Now I am totally convinced Jun Abaya and General Honrado never left. The name of the new transport secretary may be Art Tugade, but he could well be Jun Abaya because the lack of leadership is similar.

Duterte’s new NAIA GM may be a fellow named Ed Monreal, but he could have been named General Honrado given the bad experience I had last Thursday and last Monday and the same excuses. Worse, Monreal was supposed to be more qualified because of his experience as a local official of Cathay Pacific, which is better than just being an Air Force general in managing a civil aviation facility.

Tolerating Tugade’s and Monreal’s lack of performance will make Duterte look as incompetent as P-Noy. 

Duterte promised change. Tugade promised change. Monreal said he would introduce change. But change requires leadership, not lordship. My experience last Monday is something expected under P-Noy’s imperial watch… so, no change yet after over a year.

This lack of respect for other people’s time, this cavalier attitude of lordship, is the exact same thing that made me lose respect for the Aquino administration. The recent decline in Duterte’s ratings will become a free fall unless he is able to make sure his officials stop acting like imperial overlords and start delivering on the promised change.

Our Airbus 320 burned jet fuel uselessly for one hour as it idled on the tarmac. Then again, we could have wasted more fuel circling, while trying to land, so we should learn to count our blessings. I am getting the impression that neither Tugade nor Monreal cares.

I had high hopes that because Tugade and Monreal came from the private sector, they would really introduce change and give the public long awaited relief. But both have become useless bureaucrats in a little over year.

Since the airlines are the visible public faces, the passengers vent their ire on them, when in fact it is the fault of incompetent airport bureaucrats. The Duterte administration has also done nothing about the congestion problem at NAIA.

I personally experienced the aircon system at Terminal 3 not working well, with Monreal giving no better explanation than General Honrado. That’s why I have been saying it is better to have an experienced mall manager working for a private company run the terminals because they know they cannot afford even an hour’s aircon system malfunction.

Money shouldn’t be a problem because NAIA, through MIAA, sends back to the National Treasury its excess collections of fees. This is wrong because those fees are not taxes. Those fees are supposed to pay for services needed to run the airport smoothly.

Of course, NAIA suffers in comparison because I just spent the weekend in Hanoi where the infrastructures, including the airport not only work well, but look good. Don’t tell me that’s because they have a dictatorial communist government.

We had a dictatorial government too during martial law under Marcos, but we never got the benefits Vietnam now enjoys. The Vietnamese people seem to be prospering, while only Marcos and his cronies prospered during an era when we could have grown by leaps and bounds.

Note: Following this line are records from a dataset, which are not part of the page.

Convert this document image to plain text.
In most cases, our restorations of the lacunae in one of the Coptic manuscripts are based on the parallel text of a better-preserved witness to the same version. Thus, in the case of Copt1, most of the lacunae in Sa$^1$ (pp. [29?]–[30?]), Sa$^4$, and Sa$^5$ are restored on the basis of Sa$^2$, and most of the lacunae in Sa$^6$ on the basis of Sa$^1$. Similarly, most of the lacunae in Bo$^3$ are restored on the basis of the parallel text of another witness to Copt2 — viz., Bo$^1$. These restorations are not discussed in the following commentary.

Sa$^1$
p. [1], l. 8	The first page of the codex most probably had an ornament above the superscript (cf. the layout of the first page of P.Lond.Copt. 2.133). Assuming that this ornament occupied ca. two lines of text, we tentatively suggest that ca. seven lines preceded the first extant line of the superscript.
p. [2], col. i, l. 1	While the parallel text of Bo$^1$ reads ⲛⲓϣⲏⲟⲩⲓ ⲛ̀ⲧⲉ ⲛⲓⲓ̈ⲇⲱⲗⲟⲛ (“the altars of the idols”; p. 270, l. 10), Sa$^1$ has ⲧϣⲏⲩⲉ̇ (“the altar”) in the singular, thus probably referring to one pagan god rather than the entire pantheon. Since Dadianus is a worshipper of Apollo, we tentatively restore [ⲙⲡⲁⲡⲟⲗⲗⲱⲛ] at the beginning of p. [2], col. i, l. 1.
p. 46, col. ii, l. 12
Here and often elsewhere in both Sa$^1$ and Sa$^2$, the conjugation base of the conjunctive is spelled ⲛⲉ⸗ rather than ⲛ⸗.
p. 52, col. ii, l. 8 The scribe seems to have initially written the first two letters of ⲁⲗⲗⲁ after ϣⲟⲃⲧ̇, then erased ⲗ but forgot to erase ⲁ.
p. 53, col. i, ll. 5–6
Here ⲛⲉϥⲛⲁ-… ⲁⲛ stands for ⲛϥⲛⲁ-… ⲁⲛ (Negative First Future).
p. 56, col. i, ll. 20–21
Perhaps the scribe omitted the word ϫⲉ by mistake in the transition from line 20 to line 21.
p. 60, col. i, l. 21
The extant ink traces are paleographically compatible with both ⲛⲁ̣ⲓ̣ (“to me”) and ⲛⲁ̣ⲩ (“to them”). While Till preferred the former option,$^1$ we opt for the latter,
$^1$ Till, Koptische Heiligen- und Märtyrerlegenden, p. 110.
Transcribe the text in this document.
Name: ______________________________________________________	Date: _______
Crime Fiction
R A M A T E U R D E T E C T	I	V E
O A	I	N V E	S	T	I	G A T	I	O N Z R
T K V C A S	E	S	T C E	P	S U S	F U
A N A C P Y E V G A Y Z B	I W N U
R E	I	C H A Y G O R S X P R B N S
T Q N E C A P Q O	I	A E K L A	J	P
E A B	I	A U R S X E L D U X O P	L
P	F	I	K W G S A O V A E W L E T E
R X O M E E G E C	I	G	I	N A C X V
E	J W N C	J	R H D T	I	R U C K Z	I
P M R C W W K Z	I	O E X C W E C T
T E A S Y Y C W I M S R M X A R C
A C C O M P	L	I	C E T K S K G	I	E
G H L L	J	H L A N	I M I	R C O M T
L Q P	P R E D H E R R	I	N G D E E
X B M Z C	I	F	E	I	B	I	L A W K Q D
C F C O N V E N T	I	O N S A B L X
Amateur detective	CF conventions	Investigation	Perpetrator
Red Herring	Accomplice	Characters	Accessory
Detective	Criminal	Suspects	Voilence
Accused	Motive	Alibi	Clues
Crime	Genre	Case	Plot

Indeed, if we have a dictatorial government now, services will deteriorate further because people can’t complain. If NAIA management is able to ignore our persistent calls for international quality services when we can publicly complain, you can imagine what horrors they can do under cover of secrecy.

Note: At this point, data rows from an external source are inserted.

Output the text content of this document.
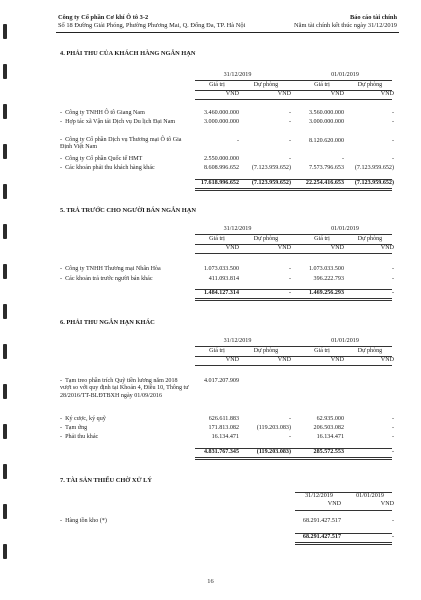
Công ty Cổ phần Cơ khí Ô tô 3-2
Số 18 Đường Giải Phóng, Phường Phương Mai, Q. Đống Đa, TP. Hà Nội
Báo cáo tài chính
Năm tài chính kết thúc ngày 31/12/2019
4. PHẢI THU CỦA KHÁCH HÀNG NGẮN HẠN
31/12/2019	01/01/2019
Giá trị	Dự phòng	Giá trị	Dự phòng
VND	VND	VND	VND
-  Công ty TNHH Ô tô Giang Nam	3.460.000.000	-	3.560.000.000	-
-  Hợp tác xã Vận tải Dịch vụ Du lịch Đại Nam	3.000.000.000	-	3.000.000.000	-
-  Công ty Cổ phần Dịch vụ Thương mại Ô tô Gia Định Việt Nam
-	-	8.120.620.000	-
-  Công ty Cổ phần Quốc tế HMT	2.550.000.000	-	-	-
-  Các khoản phải thu khách hàng khác	8.608.996.652	(7.123.959.652)	7.573.796.653	(7.123.959.652)
17.618.996.652	(7.123.959.652)	22.254.416.653	(7.123.959.652)
5. TRẢ TRƯỚC CHO NGƯỜI BÁN NGẮN HẠN
31/12/2019	01/01/2019
Giá trị	Dự phòng	Giá trị	Dự phòng
VND	VND	VND	VND
-  Công ty TNHH Thương mại Nhân Hòa	1.073.033.500	-	1.073.033.500	-
-  Các khoản trả trước người bán khác	411.093.814	-	396.222.793	-
1.484.127.314	-	1.469.256.293	-
6. PHẢI THU NGẮN HẠN KHÁC
31/12/2019	01/01/2019
Giá trị	Dự phòng	Giá trị	Dự phòng
VND	VND	VND	VND
-  Tạm treo phần trích Quỹ tiền lương năm 2018 vượt so với quy định tại Khoản 4, Điều 10, Thông tư 28/2016/TT-BLĐTBXH ngày 01/09/2016
4.017.207.909
-  Ký cược, ký quỹ	626.611.883	-	62.935.000	-
-  Tạm ứng	171.813.082	(119.203.083)	206.503.082	-
-  Phải thu khác	16.134.471	-	16.134.471	-
4.831.767.345	(119.203.083)	285.572.553	-
7. TÀI SẢN THIẾU CHỜ XỬ LÝ
31/12/2019	01/01/2019
VND	VND
-  Hàng tồn kho (*)	68.291.427.517	-
68.291.427.517	-
16
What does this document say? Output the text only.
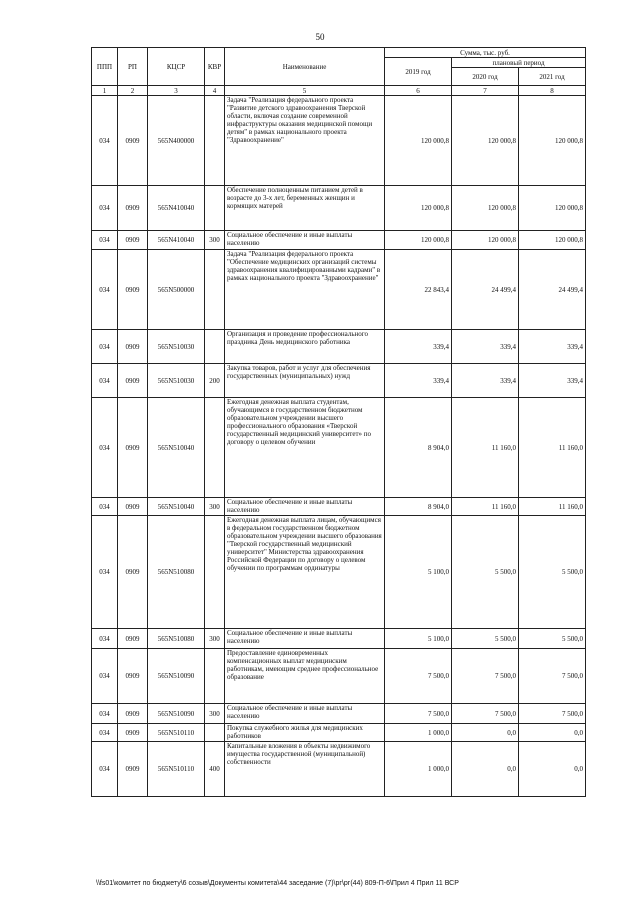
50
ППП	РП	КЦСР	КВР	Наименование	Сумма, тыс. руб.		
					2019 год	плановый период	
						2020 год	2021 год
1	2	3	4	5	6	7	8
034	0909	565N400000		Задача "Реализация федерального проекта "Развитие детского здравоохранения Тверской области, включая создание современной инфраструктуры оказания медицинской помощи детям" в рамках национального проекта "Здравоохранение"	120 000,8	120 000,8	120 000,8
034	0909	565N410040		Обеспечение полноценным питанием детей в возрасте до 3-х лет, беременных женщин и кормящих матерей	120 000,8	120 000,8	120 000,8
034	0909	565N410040	300	Социальное обеспечение и иные выплаты населению	120 000,8	120 000,8	120 000,8
034	0909	565N500000		Задача "Реализация федерального проекта "Обеспечение медицинских организаций системы здравоохранения квалифицированными кадрами" в рамках национального проекта "Здравоохранение"	22 843,4	24 499,4	24 499,4
034	0909	565N510030		Организация и проведение профессионального праздника День медицинского работника	339,4	339,4	339,4
034	0909	565N510030	200	Закупка товаров, работ и услуг для обеспечения государственных (муниципальных) нужд	339,4	339,4	339,4
034	0909	565N510040		Ежегодная денежная выплата студентам, обучающимся в государственном бюджетном образовательном учреждении высшего профессионального образования «Тверской государственный медицинский университет» по договору о целевом обучении	8 904,0	11 160,0	11 160,0
034	0909	565N510040	300	Социальное обеспечение и иные выплаты населению	8 904,0	11 160,0	11 160,0
034	0909	565N510080		Ежегодная денежная выплата лицам, обучающимся в федеральном государственном бюджетном образовательном учреждении высшего образования "Тверской государственный медицинский университет" Министерства здравоохранения Российской Федерации по договору о целевом обучении по программам ординатуры	5 100,0	5 500,0	5 500,0
034	0909	565N510080	300	Социальное обеспечение и иные выплаты населению	5 100,0	5 500,0	5 500,0
034	0909	565N510090		Предоставление единовременных компенсационных выплат медицинским работникам, имеющим среднее профессиональное образование	7 500,0	7 500,0	7 500,0
034	0909	565N510090	300	Социальное обеспечение и иные выплаты населению	7 500,0	7 500,0	7 500,0
034	0909	565N510110		Покупка служебного жилья для медицинских работников	1 000,0	0,0	0,0
034	0909	565N510110	400	Капитальные вложения в объекты недвижимого имущества государственной (муниципальной) собственности	1 000,0	0,0	0,0
\\fs01\комитет по бюджету\6 созыв\Документы комитета\44 заседание (7)\рг\рг(44) 809-П-6\Прил 4 Прил 11 ВСР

That’s why I believe airports should be managed by the private sector. Megawide in Cebu is starting to prove that the private sector can do better.

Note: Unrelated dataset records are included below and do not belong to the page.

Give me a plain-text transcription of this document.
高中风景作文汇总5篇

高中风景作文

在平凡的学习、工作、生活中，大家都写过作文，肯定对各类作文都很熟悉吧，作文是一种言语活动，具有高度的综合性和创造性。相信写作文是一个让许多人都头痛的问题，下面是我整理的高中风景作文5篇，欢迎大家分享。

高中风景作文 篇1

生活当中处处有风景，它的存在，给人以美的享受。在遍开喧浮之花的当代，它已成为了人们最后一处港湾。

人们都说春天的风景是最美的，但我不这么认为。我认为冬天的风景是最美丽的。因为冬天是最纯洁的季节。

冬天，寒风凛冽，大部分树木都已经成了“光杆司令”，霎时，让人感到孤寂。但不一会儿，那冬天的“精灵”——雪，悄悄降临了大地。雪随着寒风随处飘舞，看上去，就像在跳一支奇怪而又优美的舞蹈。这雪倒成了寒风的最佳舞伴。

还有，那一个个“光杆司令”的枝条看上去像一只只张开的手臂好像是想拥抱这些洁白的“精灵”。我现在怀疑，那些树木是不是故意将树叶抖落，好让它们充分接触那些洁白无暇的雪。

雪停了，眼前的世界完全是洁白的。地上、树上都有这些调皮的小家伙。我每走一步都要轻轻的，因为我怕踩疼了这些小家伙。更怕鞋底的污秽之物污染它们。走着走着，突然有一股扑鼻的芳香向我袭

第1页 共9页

Tugade cancelled the NEDA approved privatization of NAIA’s operations and management. But he doesn’t have a better idea of how to improve things. Perhaps he can tell us his plans with firm completion dates. Better yet, Duterte should require him to show progress.

I am sure they have a thousand excuses for my lousy experience at NAIA over the weekend, but nothing is valid nor credible. The fact remains our plane sat on the tarmac because someone goofed in slotting. I am sure that during Monreal’s Cathay Pacific days, what happened to our flight would have been totally unacceptable.